Key Insights
- A new study found that clinicians are more likely to use negative descriptors for Black patients
- The study analyzed more than 40,000 “history and physical notes” in an electronic health record (EHR)
- The number of negative descriptors for Black patients doubled that of white patients
Racial Bias Evident in EHR Records
In January 2022, Health Affairs published a study finding that Black patients had “disproportionately higher odds of negative patient descriptors appearing in the history and physical notes of their EHRs compared with white patients.” The study used natural language processing to analyze more than 40,000 EHR records from more than 18,400 patients at an unnamed academic medical center to “investigate whether providers’ use of negative patient descriptors varied by patient race or ethnicity.”
The study notes that it’s not uncommon for clinicians to describe a patient as “difficult,” although the word could mean any behavior that a particular provider deems “difficult.” However, such words and synonyms may “impart a negative connotation in the context of describing a patient.” This study defines “negative descriptors” as words that portray “patients as difficult” or stereotype them “on the basis of race or social class.”
Of the patients whose records were reviewed, 31 percent were white, 60.6 percent were Black, 6.2 percent were Hispanic or Latino, and 3.5 percent identified as “Other.” The study showed that, even after adjusting for sociodemographic and demographic characteristics, Black patients were 2.54 times more likely to be referred to with one or more negative descriptors in EHR records than white patients. The negative descriptors most commonly found were “refused,” “non-adherent,” “non-compliant,” and “agitated.” In addition to race, patients who used Medicaid, did not have health insurance, or weren’t married also had “higher adjusted odds of a negative descriptor” than their counterparts.

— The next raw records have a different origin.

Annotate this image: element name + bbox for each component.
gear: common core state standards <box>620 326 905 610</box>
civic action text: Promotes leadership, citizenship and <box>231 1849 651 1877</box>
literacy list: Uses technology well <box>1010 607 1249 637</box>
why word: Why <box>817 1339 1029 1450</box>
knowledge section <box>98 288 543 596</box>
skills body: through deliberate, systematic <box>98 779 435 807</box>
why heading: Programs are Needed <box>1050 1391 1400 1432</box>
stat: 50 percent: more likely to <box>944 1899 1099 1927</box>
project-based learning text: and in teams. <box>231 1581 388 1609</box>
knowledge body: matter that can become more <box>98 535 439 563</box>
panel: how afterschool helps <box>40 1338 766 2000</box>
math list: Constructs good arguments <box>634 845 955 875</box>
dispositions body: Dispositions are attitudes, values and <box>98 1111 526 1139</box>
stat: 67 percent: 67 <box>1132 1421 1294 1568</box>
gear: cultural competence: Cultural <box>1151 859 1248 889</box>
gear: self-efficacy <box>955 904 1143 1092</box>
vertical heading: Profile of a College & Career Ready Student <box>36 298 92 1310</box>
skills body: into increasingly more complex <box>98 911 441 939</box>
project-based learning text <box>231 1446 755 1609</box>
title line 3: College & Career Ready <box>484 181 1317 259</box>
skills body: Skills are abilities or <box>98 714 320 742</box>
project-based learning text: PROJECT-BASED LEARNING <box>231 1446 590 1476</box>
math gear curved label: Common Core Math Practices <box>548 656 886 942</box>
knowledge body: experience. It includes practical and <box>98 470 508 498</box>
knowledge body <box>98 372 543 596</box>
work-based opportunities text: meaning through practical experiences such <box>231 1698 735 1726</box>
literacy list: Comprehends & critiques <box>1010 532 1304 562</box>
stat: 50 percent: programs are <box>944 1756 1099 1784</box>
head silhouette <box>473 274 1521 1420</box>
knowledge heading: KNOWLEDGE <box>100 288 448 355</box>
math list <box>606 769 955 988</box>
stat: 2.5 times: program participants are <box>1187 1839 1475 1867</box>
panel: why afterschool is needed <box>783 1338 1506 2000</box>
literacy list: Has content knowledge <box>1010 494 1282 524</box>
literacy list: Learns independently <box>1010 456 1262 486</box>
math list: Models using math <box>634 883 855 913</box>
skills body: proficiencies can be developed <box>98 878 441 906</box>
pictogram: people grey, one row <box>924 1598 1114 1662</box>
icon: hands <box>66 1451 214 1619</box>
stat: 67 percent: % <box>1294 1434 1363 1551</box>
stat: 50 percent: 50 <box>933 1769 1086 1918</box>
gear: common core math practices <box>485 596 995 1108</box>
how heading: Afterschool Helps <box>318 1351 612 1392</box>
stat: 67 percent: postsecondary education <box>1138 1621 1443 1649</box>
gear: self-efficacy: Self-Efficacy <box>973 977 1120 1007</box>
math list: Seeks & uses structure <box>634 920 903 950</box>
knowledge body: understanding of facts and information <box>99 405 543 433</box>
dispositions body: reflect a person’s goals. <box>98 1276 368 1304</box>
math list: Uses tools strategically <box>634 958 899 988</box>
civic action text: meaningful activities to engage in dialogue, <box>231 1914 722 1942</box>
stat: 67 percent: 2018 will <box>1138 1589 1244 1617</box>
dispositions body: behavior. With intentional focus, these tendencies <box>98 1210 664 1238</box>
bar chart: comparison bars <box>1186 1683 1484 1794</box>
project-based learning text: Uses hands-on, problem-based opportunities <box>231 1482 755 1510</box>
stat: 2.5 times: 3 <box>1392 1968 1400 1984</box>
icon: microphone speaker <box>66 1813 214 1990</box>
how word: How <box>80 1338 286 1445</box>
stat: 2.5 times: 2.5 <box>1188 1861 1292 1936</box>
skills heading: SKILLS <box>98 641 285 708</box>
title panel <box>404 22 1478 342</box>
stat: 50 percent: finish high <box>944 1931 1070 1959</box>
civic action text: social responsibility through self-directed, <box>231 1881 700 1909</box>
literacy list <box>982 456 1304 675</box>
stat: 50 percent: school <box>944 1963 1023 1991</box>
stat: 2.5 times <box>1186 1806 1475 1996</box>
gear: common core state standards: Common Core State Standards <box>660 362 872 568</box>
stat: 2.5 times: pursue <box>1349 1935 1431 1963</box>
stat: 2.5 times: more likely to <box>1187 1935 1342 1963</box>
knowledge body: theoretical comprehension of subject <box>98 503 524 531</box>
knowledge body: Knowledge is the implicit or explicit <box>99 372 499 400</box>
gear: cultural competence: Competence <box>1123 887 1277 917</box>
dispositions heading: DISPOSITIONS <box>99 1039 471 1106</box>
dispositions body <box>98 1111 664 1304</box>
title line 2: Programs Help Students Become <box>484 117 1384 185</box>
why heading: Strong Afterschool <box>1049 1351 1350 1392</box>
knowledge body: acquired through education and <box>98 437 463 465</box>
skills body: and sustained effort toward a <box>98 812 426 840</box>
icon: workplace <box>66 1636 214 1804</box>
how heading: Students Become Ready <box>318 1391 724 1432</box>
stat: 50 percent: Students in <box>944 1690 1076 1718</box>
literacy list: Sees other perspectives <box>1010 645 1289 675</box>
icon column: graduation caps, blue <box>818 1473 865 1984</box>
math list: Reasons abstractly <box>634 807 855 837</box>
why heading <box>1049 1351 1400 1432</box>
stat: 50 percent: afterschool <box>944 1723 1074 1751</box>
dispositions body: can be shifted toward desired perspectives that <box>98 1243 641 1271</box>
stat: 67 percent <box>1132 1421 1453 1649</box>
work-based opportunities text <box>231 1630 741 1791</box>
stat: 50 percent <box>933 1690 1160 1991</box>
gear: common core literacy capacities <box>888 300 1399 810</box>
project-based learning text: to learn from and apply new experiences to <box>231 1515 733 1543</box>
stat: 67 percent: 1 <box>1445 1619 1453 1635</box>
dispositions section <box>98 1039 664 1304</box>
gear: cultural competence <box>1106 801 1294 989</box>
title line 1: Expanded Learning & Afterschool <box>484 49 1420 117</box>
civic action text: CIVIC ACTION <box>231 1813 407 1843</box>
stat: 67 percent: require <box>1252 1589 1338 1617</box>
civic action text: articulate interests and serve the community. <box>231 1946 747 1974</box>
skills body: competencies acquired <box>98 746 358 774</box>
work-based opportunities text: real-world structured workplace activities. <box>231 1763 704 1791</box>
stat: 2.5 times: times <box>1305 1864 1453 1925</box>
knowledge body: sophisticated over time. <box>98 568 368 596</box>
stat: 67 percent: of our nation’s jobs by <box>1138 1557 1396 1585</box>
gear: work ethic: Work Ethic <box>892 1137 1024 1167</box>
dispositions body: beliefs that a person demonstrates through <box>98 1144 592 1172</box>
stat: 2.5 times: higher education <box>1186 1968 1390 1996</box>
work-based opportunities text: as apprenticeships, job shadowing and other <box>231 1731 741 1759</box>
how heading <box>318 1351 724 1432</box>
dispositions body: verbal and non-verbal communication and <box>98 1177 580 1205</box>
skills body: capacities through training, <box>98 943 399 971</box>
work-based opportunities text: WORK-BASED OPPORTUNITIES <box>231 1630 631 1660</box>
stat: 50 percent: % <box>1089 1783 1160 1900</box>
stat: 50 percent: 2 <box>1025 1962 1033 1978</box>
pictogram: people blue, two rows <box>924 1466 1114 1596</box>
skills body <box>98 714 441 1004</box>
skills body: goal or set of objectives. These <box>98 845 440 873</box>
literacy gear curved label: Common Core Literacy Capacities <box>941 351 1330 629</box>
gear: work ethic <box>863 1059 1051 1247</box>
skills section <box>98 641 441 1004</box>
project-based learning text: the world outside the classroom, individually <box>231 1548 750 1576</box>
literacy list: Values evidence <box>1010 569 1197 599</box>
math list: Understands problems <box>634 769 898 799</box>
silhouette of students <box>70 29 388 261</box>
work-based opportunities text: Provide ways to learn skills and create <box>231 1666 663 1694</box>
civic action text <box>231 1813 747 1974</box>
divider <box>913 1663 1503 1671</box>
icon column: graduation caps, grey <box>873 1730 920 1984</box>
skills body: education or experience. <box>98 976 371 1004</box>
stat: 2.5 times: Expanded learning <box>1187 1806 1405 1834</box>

The Effect on Patient Care
It may be impossible to correlate the use of negative language with a clinician’s beliefs, but the study’s researchers believe that words with negative connotations used to describe Black patients in these EHR records are evidence of implicit bias. These descriptors may have far-reaching health implications because they can impact the beliefs and attitudes of other members of the patient’s care team. Patients who perceive stigmatization and discrimination from their providers are less likely to return for annual visits, follow through with care plans, get vaccines, or get cancer screenings.
The study calls for increased intervention in the aspects of care delivery models that contribute to physician burnout, which has been linked to “greater explicit and implicit biases among resident physicians.” Interestingly, researchers for the Health Affairs study found fewer instances of negative descriptors in outpatient settings. Further research is needed as to why this is the case, but the study highlights the reason may be the care delivery model. Providers in inpatient care settings are prone to “stressful clinical environments characterized by time pressure, increased cognitive burden, and decreased resources,” and are more likely to use negative descriptors and stereotypes as “cognitive shortcuts.”